I read the book in one sitting, lured into the rabbit hole by Gloria Esguerra Melencio’s essay on “Historical Markers on Filipino Women’s Sexuality during Spanish Colonial Times.” Despite its dull academic title, the essay’s content was an exposition of how female sexuality in the Philippines was framed by men, mostly Spanish religious chroniclers, who were understandably shocked to find different customs in their newfound colony: the use of penis implements, slavery of women, notions of virginity, concubinage, marriage, divorce, and polygamy at odds with their imported, Western, male, and Christian norms.

The two pages on the penis implements cite the first reference in Antonio Pigafetta’s 1521 account of the Magellan expedition. Pigafetta described this as a penile piercing with: “a gold or tin bolt as large as a goose quill, and in both ends of the same bolt, some have what resembles a spur, with points upon the ends, and others [have] what resembles the head of a cart nail … In the middle of the bolt is a hole, through which they urinate.” Pigafetta also noted that women would not “communicate” with the men without it!

Unfortunately, Pigafetta did not actually see this and merely relied on his informants. Sometimes, I wonder if the Pinoy informants he encountered agreed among themselves, “gag*hin natin ito.” But that does not explain why accounts of penis implements used by precolonial Pinoys are found in other sources: Miguel de Loarca (1582), Antonio de Morga (1609), and Francisco Ignacio Alzina (1667). The anonymous “Boxer Codex” (circa 1590) has a drawing on the margin of one of the manuscript pages. Twenty-first-century Pinoys, especially Visayan seafarers, boast of penile implants that can probably trace their roots to the ones Pigafetta saw in 1521.

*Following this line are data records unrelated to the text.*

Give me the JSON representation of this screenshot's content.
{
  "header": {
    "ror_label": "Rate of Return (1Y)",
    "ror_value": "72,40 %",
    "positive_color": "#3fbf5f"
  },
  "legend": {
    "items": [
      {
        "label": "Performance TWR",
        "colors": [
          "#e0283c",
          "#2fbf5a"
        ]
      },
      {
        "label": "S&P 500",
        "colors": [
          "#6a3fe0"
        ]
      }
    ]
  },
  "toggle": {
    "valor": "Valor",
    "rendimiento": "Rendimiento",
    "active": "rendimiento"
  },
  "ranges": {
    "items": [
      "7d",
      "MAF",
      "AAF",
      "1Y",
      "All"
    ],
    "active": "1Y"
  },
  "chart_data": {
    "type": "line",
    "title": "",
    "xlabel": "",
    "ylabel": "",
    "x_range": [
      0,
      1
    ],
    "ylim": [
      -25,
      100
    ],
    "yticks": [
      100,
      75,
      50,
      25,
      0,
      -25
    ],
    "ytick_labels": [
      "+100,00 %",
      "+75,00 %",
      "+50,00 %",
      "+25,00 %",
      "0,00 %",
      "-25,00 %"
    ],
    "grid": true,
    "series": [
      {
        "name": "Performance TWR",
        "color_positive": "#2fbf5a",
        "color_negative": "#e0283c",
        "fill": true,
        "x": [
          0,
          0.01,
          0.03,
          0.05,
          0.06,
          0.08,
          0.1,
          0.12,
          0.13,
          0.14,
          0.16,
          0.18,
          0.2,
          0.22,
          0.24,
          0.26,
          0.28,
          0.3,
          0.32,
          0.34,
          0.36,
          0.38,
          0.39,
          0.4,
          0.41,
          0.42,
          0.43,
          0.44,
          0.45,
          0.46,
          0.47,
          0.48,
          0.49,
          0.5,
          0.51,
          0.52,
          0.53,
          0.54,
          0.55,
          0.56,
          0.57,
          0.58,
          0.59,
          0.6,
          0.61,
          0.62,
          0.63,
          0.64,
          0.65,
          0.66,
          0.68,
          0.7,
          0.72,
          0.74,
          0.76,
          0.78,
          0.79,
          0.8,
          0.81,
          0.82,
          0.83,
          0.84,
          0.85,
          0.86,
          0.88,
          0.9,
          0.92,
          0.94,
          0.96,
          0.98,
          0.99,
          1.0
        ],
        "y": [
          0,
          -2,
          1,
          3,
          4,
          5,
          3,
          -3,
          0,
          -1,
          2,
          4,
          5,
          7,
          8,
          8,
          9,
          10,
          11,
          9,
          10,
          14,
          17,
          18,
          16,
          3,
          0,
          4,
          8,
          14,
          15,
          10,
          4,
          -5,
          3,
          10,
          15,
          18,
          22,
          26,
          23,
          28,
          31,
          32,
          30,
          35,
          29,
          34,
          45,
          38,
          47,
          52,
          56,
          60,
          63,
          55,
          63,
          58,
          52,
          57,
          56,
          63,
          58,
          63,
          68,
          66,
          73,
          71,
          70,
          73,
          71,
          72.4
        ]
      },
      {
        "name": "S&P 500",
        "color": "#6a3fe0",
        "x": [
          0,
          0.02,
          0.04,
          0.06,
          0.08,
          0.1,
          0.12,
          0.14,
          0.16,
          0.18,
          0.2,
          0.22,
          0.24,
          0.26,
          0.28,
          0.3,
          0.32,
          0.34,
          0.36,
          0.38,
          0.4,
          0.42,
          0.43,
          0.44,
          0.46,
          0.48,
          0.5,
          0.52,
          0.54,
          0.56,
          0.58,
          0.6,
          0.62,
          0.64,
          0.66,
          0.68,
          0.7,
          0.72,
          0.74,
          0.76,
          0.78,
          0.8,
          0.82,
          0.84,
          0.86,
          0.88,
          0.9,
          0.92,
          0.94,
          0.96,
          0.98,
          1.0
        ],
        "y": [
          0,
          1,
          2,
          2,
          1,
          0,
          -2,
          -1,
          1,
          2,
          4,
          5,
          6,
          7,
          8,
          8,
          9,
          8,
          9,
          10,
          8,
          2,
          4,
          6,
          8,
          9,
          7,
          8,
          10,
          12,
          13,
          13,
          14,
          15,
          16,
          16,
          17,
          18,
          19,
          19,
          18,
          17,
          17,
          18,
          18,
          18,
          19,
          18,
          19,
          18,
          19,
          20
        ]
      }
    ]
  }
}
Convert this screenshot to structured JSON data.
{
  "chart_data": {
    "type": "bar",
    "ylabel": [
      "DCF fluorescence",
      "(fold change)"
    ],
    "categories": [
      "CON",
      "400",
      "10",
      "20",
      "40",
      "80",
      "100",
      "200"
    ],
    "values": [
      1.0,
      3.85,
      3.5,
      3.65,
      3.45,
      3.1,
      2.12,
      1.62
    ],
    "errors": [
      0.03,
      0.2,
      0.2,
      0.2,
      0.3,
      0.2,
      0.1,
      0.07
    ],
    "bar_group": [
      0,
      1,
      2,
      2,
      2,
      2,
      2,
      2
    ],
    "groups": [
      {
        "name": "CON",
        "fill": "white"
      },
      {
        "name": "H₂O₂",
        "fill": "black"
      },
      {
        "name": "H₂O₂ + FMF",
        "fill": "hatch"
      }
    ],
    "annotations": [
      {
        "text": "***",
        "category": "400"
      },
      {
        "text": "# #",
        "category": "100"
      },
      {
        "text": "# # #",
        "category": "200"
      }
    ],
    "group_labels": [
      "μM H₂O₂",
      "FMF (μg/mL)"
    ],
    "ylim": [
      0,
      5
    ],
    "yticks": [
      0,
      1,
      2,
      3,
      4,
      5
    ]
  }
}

Many of the essays in Camagay’s new book merely show the tip of the proverbial iceberg, pointing readers to the uncharted waters of primary sources in the National Archives of the Philippines. In the essay by Ma. Rita Lourdes Alfaro, she looks at bundles of documents that also caught my eye 40 years ago when I first ran my fingers through the catalog: aborto (abortion), infanticido (infanticide), homicidio (homicide), adulterio (adultery), and prostitucion (prostitution) that also include cases of vagrancy, undocumented women, and so-called “mujeres publicas (public women).” Alfaro shows how these seemingly banal archival classifications frame Filipinas, their passion, and their crimes within the male gaze of the colonial authorities. It is not just the content of the documents, but also the way they were written and understood at the time, that deserves closer investigation and reinterpretation.

See Also

Camagay’s essay “Disarming the Catalonans of Zambales during the 17th Century” deals with the confiscation of ritual vessels of the Catalonans/Babaylans by a priest, attempting to stamp out the precolonial religion by using children of the community to rat on their elders. An inventory of the different types of earthenware vessels used by the babaylan is supplied. This long-lost episode in Philippine history frames the difficulties the Church had in converting Filipinos from their old faith into Christianity. It is to be noted here that not all Catalonans or Babaylans were women, there were some labeled as “bayoguin,” who were male babaylan who cross-dressed or were described as men who “had the nature of women.” This is a footnote that gains relevance in contemporary LGBTQ issues.

Mary Dorothy Jose revisits the way women are represented in accounts of the Philippine revolution, where some led men in battle as “generala” or “babaeng lalake.” Ma. Serena Diokno looks back on silences in history, focusing on Melchora Aquino, or “Tandang Sora,” who was only recognized in the 20th century. She has since appeared on banknotes, coins, stamps, textbooks, and monuments, her nickname is remembered. A far cry from the list of people arrested following the outbreak of the revolution in August 1896, when she was merely described as “a woman, a certain Sora.” From the margins and peripheries of Philippine history, the Filipina emerges to underscore what we now call HER-story.